I called to Dorothy through the screen door and, getting no answer, let myself in. I followed a trail of fresh blood that led from the bathroom to the kitchen, and found her there rinsing her wrists under the faucet. Blood was everywhere—it soaked several towels, dripped from the countertops, and smeared Dorothy's face and T-shirt.

"What happened?" I cried. As if in response, Dorothy sank unconscious onto the floor. I quickly wrapped towels around her wrists and called 911.

I spent the better part of the day at Dorothy's side. The first person I called was her mother.

"This is Dr. Peterson, your daughter's neighbor. Dorothy's had an accident and has lost a lot of blood. She's stable now, in ICU, but she's in very serious condition."

Dorothy's mother cut me off abruptly.

"What'd she do this time? Slit her wrists? Oh, for Christ's sake! How much more of this do we have to take?"

I was aghast and confused.

"You mean this isn't the first time?"

"God, no! She's been pullin' these tricks since she was 13—cutting on herself, making herself sick, anything to get attention. One time she even rubbed her own excrement into a cut she'd made so it'd get infected. She was in the hospital for two weeks with that one! IV antibiotics, the whole nine yards. She probably was in her glory!"

"Well, she must be in a lot of pain to keep doing this. I think you should come."

"I know I sound callous, but these dramas eat up her father and me.

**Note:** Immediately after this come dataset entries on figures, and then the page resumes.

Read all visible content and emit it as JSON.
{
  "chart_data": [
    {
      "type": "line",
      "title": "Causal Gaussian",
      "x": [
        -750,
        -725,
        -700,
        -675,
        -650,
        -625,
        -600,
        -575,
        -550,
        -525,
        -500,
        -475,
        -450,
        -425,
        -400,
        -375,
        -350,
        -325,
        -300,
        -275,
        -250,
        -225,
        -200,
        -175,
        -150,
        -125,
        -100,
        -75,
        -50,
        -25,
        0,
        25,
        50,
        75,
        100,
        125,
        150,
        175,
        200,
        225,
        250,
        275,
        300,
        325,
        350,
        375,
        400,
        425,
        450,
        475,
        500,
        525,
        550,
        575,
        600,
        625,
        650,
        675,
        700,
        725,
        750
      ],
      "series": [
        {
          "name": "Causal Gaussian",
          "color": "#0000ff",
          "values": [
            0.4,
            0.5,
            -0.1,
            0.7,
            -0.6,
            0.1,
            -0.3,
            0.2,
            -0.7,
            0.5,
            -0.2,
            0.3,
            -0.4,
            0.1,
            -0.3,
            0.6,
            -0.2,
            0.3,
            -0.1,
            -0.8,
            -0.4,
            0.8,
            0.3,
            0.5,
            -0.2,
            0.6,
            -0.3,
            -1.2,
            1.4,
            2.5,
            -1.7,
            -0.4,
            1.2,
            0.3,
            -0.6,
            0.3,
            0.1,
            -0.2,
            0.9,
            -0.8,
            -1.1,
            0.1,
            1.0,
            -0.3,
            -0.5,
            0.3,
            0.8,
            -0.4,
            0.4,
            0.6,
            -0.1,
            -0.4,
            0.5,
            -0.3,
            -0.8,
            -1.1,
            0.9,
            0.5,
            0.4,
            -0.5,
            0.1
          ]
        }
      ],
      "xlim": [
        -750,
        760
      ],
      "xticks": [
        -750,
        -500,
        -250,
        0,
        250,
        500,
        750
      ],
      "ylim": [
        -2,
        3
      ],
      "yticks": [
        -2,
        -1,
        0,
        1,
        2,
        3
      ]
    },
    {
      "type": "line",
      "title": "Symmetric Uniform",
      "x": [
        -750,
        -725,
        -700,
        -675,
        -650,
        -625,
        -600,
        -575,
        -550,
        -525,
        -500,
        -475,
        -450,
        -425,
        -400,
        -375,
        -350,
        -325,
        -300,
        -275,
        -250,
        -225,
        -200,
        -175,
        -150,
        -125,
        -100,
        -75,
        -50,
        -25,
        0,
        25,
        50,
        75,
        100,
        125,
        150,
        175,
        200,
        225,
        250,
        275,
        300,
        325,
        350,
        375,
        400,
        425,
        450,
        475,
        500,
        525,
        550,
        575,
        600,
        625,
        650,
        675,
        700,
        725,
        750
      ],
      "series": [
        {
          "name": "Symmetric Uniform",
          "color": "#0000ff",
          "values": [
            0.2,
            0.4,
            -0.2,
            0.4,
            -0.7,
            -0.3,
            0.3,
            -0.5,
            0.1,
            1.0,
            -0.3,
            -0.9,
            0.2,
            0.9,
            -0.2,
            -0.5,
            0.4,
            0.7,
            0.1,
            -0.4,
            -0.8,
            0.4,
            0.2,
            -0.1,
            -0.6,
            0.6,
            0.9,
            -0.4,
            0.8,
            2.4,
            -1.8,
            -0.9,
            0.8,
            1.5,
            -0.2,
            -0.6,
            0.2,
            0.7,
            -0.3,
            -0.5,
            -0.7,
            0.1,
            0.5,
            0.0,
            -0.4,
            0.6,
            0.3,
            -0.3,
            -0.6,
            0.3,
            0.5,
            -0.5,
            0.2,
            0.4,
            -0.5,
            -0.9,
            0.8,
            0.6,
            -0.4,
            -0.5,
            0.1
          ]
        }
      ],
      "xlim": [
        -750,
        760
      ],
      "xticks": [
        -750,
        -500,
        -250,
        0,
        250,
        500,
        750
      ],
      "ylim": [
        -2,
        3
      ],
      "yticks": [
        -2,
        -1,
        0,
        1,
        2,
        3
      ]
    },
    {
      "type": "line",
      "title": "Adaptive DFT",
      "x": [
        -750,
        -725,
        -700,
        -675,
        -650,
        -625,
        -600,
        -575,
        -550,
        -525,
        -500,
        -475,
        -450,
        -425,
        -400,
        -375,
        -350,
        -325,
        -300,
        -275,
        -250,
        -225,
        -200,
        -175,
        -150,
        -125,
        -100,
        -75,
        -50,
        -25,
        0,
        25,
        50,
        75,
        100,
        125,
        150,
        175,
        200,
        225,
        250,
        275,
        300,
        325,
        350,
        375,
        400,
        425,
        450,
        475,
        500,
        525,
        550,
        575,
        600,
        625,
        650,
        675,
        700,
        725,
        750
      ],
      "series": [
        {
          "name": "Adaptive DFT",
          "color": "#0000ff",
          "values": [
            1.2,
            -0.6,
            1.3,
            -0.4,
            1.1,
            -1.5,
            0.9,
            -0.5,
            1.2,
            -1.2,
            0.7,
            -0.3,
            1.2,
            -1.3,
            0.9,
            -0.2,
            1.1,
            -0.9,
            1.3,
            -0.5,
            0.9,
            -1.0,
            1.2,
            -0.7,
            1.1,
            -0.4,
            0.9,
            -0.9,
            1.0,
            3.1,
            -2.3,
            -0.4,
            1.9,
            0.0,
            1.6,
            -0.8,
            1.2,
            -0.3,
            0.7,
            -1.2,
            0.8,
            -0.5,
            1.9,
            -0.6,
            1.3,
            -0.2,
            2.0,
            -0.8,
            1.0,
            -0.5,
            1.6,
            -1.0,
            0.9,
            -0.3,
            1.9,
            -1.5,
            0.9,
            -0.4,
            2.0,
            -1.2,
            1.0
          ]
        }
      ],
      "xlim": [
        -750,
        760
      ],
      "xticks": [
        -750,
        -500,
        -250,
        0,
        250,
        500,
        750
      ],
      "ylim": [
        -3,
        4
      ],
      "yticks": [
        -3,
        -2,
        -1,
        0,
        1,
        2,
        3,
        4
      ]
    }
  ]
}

We finally decided we'd had enough. We just don't come anymore. So now you know. Next time, don't bother calling." She hung up, leaving me perplexed and angry.

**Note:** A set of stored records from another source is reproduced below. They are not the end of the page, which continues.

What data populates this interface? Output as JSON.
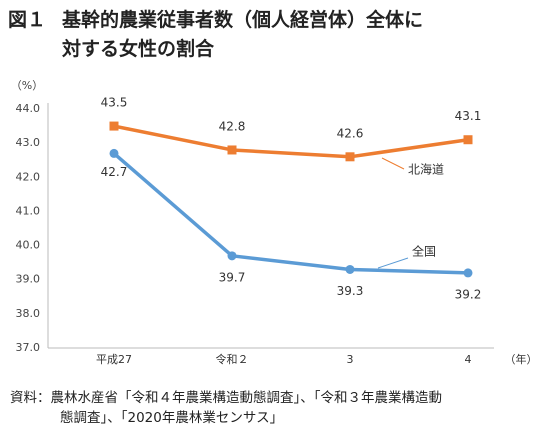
{
  "title": {
    "figure_no": "図１",
    "line1": "基幹的農業従事者数（個人経営体）全体に",
    "line2": "対する女性の割合"
  },
  "source": {
    "line1": "資料：農林水産省「令和４年農業構造動態調査」、「令和３年農業構造動",
    "line2": "態調査」、「2020年農林業センサス」"
  },
  "chart_data": {
    "type": "line",
    "categories": [
      "平成27",
      "令和２",
      "3",
      "4"
    ],
    "xlabel_unit": "（年）",
    "ylabel_unit": "（%）",
    "ylim": [
      37.0,
      44.0
    ],
    "yticks": [
      "37.0",
      "38.0",
      "39.0",
      "40.0",
      "41.0",
      "42.0",
      "43.0",
      "44.0"
    ],
    "grid": false,
    "series": [
      {
        "name": "北海道",
        "values": [
          43.5,
          42.8,
          42.6,
          43.1
        ],
        "labels": [
          "43.5",
          "42.8",
          "42.6",
          "43.1"
        ],
        "color": "#ED7D31",
        "marker": "square"
      },
      {
        "name": "全国",
        "values": [
          42.7,
          39.7,
          39.3,
          39.2
        ],
        "labels": [
          "42.7",
          "39.7",
          "39.3",
          "39.2"
        ],
        "color": "#5B9BD5",
        "marker": "circle"
      }
    ]
  }
}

Next I called one of Dorothy's friends. This time I got a little more sympathy, but still, an indifference that I found difficult to accept.

"Poor Dorothy," she said. "She's a lost soul. She seems okay some days, but then goes into this self-destructive mode. But hey, she's strong. Don't worry about her, Doc."

I wasn't so sure. I didn't know how serious her previous attempts were, but I did know this one was life-threatening.

The picture that was emerging was not a pretty one. On the one hand, I was outraged and incredulous at the lack of feeling on the part of her family and friends. Dorothy obviously needed help, and she wasn't getting it. On the other hand, she'd pushed them to their limits. How much more could they be expected to take?

I went back to her house to clean up. The bloody carving knife in the kitchen sink sent a chill through me. I reflected on my conversations with Dorothy's mother and friend and wondered, was Dorothy really trying to kill herself? Or was this merely another attention-getter that had gone awry? Why had she called me, if she was serious? Should I be angry or grateful?

The answer was clear. Thank God Dorothy did call me. My Wednesday off hadn't turned out as I'd planned, but Dorothy might have died if I hadn't been home. She might not have had the strength to make a second phone call. I took a moment to think about being a physician. Faced with an unexpected crisis, I was able to jump right into it and handle it efficiently, without feeling panicky or overwhelmed. We are truly a privileged few, to be witness to the heights and depths of humanity, in all its vulnerability, fear, and joy. How grateful I am that I'm a physician.

 

Kerri Peterson. My Wednesday off. Medical Economics May 23, 2003;80:77.